1:45 PM Addendum: Jay Hovdey posts re: Sunday’s lickety-splits: “Meanwhile, up in his booth at the top of the stretch, track superintendent Rich Tedesco was banging his head against the desktop, knowing full well that too fast is just plain too fast when it comes to protecting the frail infrastructure of the Thoroughbred racehorse from his own natural instincts to flee. He also knows that horses like Spectacular Bid don’t come along every 30 years.”

About that Record

Not to take anything away from Presious Passion, who was a most visually impressive repeat winner of the United Nations Handicap at Monmouth on Saturday, but I suspect it’s wrong to chalk up his final time of 2:10.97 as a new course record. Let’s go to the fractions …

In 2008, Presious Passion sprang an upset in the United Nations going wire to wire. On that day, he went :24.44, :49.16, 1:14.31, 1:38.76, and 2:02, finishing in 2:13.88, yielding splits of :24.72, :25.25, :24.45, :23.24, and :11.8.

On Saturday, Presious Passion again went wire to wire (opening up lengths early), going — according to official time — :19.80, :45.20, 1:09.81, 1:34.67, and 1:59.07, finishing in 2:10.97, a time that, if it stands, knocks nearly two seconds off the course record set by Balto Star in 2003. Those fractions yield splits of :25.4, :24.61, :24.86, :24.4, and :11.9. Presious Passion ran almost the same race as he did in 2008, but for that freaky fast first quarter.

Could there have been a timer error?

Curious, I timed the first quarter of the United Nations repeatedly this morning (using this video and a stopwatch), coming up with :22.8, :22.6, :22.5, and :22.6. Still fast, but not record-defying, and more in line with both earlier turf races on the card and Presious Passion’s splits for the rest of the race. Assuming :22.6 or so is correct and that the following fractions are similarly off, that means Presious Passion finished the United Nations in a time more like 2:13.7 — respectable, but no record.

Addendum: Wondering about records on the turf, I looked up the current North American record holder for 1 3/8 miles, With Approval, who set not only a stakes record, but a world record, of 2:10.26 for the distance in the Bowling Green Handicap at Belmont Park on June 17, 1990. While impressive, the New York Times did report, “[the time] deserves a footnote: Belmont’s are the only turf courses in the country where 11-furlong races are run around two, rather than three, turns. Cougar’s record of 2:11 in the 1972 Century Handicap at Hollywood was around three turns.”

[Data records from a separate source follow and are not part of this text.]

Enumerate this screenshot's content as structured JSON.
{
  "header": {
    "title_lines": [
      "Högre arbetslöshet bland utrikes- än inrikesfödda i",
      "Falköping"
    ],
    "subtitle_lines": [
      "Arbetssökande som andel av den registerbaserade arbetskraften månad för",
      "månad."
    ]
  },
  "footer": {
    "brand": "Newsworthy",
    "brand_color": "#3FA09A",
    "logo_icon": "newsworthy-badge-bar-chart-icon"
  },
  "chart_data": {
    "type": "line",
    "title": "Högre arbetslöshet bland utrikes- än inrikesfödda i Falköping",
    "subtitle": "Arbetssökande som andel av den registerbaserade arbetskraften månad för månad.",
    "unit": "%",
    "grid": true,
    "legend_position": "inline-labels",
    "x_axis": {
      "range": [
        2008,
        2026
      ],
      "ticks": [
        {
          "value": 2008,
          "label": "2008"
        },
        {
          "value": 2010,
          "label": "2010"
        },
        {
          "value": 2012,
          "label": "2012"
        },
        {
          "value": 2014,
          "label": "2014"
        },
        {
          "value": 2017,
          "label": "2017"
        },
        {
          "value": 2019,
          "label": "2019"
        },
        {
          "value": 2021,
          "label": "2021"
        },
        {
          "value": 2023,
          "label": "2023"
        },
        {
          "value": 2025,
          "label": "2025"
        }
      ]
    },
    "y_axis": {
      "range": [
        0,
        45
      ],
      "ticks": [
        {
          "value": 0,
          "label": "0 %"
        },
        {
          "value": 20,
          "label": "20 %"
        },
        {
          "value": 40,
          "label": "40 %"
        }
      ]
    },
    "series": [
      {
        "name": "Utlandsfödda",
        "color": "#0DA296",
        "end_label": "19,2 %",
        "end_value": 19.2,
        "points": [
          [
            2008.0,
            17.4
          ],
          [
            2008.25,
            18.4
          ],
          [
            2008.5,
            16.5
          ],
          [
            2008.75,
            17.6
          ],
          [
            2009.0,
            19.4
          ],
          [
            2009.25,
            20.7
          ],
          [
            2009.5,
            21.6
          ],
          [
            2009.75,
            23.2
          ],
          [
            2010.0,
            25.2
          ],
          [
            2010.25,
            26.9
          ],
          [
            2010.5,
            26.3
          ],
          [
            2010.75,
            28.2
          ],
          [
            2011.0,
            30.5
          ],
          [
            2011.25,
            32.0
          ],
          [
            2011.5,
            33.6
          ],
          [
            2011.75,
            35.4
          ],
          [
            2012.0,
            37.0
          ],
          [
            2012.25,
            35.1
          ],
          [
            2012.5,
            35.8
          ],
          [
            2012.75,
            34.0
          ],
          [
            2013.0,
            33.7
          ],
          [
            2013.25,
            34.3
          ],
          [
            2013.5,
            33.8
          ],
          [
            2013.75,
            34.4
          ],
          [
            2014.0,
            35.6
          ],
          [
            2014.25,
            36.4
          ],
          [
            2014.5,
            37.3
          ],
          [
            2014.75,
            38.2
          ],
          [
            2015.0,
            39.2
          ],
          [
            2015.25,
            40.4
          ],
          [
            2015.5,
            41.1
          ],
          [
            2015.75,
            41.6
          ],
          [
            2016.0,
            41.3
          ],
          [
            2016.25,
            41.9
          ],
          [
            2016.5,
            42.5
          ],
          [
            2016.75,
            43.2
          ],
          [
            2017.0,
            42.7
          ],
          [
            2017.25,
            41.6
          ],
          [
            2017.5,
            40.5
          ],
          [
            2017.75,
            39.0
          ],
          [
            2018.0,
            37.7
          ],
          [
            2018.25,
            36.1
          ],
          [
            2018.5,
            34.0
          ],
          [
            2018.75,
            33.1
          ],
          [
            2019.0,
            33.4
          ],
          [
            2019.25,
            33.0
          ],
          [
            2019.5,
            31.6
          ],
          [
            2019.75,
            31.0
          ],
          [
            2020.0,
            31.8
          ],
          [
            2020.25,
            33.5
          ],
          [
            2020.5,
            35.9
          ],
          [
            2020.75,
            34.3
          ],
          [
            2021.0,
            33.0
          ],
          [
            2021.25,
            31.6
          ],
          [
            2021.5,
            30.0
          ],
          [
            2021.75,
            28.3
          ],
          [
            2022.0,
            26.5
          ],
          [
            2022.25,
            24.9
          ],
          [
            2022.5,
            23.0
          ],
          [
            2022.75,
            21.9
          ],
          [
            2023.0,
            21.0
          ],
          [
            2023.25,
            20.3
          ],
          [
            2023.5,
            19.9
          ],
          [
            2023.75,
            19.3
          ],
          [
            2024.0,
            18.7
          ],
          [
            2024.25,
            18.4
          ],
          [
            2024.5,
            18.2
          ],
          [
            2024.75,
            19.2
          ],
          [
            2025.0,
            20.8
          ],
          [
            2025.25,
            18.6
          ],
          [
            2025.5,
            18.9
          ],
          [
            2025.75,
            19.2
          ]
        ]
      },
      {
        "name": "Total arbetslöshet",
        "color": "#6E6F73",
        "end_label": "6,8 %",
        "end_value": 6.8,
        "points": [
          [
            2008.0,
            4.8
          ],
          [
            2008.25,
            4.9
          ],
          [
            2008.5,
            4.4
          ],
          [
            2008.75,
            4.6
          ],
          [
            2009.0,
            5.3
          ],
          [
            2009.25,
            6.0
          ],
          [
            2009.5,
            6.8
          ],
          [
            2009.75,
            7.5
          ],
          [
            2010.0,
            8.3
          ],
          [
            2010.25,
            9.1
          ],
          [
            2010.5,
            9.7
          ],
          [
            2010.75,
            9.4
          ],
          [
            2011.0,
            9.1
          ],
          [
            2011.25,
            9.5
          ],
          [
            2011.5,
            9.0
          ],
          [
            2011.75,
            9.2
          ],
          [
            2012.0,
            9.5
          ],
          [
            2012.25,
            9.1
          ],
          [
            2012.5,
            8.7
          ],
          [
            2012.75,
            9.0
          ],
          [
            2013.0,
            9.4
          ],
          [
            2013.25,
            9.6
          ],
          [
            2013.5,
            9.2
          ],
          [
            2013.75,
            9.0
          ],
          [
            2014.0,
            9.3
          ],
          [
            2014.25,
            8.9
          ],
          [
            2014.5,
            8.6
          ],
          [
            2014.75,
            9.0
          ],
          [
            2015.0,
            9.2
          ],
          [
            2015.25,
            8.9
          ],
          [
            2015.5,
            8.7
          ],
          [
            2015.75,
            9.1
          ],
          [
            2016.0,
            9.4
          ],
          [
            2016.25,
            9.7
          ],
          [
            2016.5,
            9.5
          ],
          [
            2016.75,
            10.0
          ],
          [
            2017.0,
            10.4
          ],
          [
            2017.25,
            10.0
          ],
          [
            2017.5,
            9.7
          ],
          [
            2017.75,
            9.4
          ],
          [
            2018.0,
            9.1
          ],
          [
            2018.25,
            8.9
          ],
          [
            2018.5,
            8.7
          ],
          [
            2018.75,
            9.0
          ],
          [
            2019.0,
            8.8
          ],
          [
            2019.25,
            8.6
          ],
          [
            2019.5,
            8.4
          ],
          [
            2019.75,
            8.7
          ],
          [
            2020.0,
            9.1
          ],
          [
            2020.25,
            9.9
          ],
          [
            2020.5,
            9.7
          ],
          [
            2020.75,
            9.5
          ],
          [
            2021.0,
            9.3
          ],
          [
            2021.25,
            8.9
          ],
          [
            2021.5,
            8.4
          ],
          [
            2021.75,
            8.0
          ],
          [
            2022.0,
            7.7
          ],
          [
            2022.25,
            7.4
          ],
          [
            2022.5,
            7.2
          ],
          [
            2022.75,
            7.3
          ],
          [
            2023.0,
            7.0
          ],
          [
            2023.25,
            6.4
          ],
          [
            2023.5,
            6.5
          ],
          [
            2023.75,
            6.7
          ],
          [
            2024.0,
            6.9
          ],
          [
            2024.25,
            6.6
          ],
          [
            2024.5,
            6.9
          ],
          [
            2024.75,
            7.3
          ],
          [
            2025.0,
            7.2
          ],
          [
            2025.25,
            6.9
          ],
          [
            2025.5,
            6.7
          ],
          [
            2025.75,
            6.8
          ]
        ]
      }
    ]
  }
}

Following up on a couple tweets: o_crunk points out a new turf course was installed in 2006. Since, several records have fallen, the clocks may be suspect, and credit must be given to English Channel, who set the 11-furlong turf record in the new era after running the 2007 United Nations in 2:12.89. Also of interest: Over on PaceAdvantage, a poster says the run-up is 64 feet. That’s all helpful info, especially regarding where the timer starts.

Mystery solved? And the record holds: Steve Crist posts tonight that Presious Passion’s first quarter was :22.20 and lists the rest of the fractions unchanged. So, he was flying early and late. Monmouth expert o_crunk wasn’t kidding about the turf course being speed favoring.

One last thing: BSF for the United Nations, 106 (Form Blog).